Baru kali ini aku bertengkar dengan mas Ilham meski tidak langsung. Setelah pesan terakhirku ia tak pernah membalasnya lagi. Aku menelpon abi dan tak mendapat dukungan apapun, malah abi menyuruhku menunggu mas Ilham hingga Ia menyelesaikan tugasnya. Ah... aku benar-benar kesal, kenapa semua malah memihak kepada mas Ilham. Setelah selesai mendapat omelan dari abi aku membaringkan tubuhku di kasur dan menenggelamkan wajahku pada bantal, bau khas mas Ilham pada bantal membuatku semakin ingin menangis, tak lama kemudian aku menangis sejadi-jadinya.

***

"Lu mau kemana jung?" tanya Adam, aku tak menggubris, segera merapikan barangku.

"Eh... elu kan belum sembuh total" timpal Adam lagi

"Udah sembuh, Cuma belum kering aja" Jawabku

"Lha kan tetep aja belum sembuh, ntar jaitannya buka lagi infeksi awas lu, bisa di amputasi loo" jelas Adam, aku menatapnya tajam kemudian ia memalingkan wajahnya dariku.

"Ada janji, malem ini harus balik" ujarku, Adam hanya menatapku

"Jung... kamu mau kemana?" Kali ini Leona mencegahku

"Ada janji" jawabku seadanya

"Sama cewekmu? Dia gak tau kalo kamu teruka parah gini?" tanyanya

"Cuma sobek dikit di bahu, bukan parah" elakku

"Ya tapikan tetep aja, kamu dapat 10 jahitan di bahu kamu" ujar Leona, selesai berkemas aku segera keluar, tapi langkahku di hentikan oleh Leona.
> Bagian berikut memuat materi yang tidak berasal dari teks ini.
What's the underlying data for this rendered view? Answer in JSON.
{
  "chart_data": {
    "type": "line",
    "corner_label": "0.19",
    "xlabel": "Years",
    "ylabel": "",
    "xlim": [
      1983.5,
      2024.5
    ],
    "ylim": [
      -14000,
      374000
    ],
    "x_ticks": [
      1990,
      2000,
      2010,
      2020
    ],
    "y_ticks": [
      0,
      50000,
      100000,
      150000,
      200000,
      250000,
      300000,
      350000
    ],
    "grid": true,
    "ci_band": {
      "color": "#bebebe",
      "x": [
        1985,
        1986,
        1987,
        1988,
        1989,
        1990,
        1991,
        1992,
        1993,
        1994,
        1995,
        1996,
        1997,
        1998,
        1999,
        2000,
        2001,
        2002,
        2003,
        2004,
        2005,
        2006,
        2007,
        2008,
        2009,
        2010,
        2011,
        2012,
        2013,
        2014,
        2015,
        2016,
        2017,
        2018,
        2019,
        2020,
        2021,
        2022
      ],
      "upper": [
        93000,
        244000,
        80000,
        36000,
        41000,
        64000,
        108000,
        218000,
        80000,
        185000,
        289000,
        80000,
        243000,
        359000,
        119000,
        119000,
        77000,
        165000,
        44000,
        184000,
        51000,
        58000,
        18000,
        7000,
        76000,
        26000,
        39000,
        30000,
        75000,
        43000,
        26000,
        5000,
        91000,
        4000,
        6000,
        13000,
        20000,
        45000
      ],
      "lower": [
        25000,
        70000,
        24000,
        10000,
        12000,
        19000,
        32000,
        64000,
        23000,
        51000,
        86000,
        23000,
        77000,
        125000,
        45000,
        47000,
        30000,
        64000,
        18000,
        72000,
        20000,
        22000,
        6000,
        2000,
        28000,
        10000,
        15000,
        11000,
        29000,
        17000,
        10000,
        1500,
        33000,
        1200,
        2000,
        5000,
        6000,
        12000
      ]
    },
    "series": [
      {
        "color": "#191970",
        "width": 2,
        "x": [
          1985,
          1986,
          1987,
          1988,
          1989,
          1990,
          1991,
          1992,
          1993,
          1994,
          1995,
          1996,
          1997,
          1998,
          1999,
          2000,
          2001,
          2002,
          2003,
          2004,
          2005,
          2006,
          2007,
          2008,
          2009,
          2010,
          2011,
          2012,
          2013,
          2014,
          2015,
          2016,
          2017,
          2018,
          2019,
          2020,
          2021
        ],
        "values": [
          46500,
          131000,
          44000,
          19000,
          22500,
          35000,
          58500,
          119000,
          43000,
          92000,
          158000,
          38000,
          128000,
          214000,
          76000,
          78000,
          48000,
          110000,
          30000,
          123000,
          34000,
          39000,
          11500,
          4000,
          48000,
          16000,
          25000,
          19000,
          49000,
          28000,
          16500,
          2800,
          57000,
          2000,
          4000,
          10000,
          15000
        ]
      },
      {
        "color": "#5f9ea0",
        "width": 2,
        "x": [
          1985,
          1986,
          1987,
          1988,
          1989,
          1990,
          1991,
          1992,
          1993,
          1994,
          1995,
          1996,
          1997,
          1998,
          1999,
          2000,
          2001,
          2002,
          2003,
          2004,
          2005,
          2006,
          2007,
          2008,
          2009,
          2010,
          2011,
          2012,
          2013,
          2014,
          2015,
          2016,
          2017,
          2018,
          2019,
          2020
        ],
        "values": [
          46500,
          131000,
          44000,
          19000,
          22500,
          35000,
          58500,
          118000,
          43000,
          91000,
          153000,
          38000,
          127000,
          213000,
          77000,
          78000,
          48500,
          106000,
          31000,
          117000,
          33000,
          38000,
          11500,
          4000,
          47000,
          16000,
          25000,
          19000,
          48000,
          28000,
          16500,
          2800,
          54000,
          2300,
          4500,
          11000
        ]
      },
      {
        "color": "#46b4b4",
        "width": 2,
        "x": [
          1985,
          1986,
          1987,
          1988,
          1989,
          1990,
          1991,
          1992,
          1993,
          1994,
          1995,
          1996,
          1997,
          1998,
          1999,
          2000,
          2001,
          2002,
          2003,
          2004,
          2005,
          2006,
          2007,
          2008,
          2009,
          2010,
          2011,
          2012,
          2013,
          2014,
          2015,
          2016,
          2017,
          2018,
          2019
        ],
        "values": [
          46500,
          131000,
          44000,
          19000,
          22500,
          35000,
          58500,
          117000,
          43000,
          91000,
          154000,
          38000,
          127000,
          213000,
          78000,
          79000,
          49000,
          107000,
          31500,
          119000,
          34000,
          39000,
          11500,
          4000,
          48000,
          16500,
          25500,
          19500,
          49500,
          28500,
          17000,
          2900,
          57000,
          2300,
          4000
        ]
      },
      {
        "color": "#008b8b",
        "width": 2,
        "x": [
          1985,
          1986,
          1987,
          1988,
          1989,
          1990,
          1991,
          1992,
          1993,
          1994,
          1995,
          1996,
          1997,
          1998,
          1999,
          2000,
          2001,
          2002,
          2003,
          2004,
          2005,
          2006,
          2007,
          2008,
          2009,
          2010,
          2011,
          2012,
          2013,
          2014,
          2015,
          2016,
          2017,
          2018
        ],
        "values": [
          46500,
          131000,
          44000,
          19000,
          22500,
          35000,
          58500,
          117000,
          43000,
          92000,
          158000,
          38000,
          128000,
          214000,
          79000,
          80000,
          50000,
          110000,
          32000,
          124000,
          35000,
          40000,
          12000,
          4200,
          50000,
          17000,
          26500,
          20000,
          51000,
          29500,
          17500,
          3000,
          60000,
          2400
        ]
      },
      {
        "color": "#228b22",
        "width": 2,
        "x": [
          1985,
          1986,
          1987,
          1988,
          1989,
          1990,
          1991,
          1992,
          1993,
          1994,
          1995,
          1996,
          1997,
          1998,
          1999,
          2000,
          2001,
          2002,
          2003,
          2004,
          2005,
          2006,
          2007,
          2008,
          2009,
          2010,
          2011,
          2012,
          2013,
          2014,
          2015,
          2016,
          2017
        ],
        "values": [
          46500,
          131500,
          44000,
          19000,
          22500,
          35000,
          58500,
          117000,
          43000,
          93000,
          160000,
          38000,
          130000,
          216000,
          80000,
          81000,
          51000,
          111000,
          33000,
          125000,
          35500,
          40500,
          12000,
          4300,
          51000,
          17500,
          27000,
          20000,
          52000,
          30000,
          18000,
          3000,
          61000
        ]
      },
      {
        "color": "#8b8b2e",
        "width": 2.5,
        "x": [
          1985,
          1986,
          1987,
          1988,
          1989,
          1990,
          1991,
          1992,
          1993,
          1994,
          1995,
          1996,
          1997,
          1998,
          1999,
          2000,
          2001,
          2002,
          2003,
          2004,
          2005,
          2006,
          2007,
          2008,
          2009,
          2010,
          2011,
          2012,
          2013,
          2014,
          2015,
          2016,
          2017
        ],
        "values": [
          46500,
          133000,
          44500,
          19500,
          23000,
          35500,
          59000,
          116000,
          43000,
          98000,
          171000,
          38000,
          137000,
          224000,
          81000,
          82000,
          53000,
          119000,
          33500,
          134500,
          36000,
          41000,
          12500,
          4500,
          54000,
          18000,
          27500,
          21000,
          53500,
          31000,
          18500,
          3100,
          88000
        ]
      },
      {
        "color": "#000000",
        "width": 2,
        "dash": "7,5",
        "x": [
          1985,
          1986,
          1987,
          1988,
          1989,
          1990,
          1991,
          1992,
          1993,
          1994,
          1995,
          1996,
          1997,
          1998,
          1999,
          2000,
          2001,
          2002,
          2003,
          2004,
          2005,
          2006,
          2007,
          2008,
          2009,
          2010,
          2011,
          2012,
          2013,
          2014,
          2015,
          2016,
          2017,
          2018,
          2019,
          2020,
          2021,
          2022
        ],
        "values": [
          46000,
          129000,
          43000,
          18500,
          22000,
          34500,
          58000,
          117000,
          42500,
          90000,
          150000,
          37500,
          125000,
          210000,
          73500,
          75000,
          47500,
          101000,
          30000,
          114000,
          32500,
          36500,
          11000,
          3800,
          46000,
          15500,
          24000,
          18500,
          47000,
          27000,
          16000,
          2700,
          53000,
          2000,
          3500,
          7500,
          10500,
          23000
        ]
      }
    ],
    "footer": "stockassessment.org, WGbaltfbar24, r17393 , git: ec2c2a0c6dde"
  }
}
"Dengerin aku sekali aja Jung" pintanya, aku berbalik lalu melepas tangannya yang menggenggam lenganku

"Adam.... gue balik dulu" ujarku lalu segera pergi dari sana, memesan ojek online dan menuju barak mengambil beberapa barang dan segera pulang menuju rumah dengan motorku.

Sesampainya di rumah aku segera masuk, sepertinya semua telah tidur, termasuk Elvira. Aku menghampiri meja makan, menuang segelas air putih dan meneguknya hingga tandas. Aku membuka ponselku lalu memesan 2 tiket pesawat menuju Bandung untuk besok tepat pukul 06.00 keberangkatan dari Surabaya. Setelah subuh kami harus segera menuju Surabaya. Tak lama bibi muncul dan menawariku makan, aku tak menolak, sungguh sudah lama perut ini meronta ingin di isi. Setelah selesai makan aku memnta bibi untuk membantuku mengganti perban di bahuku.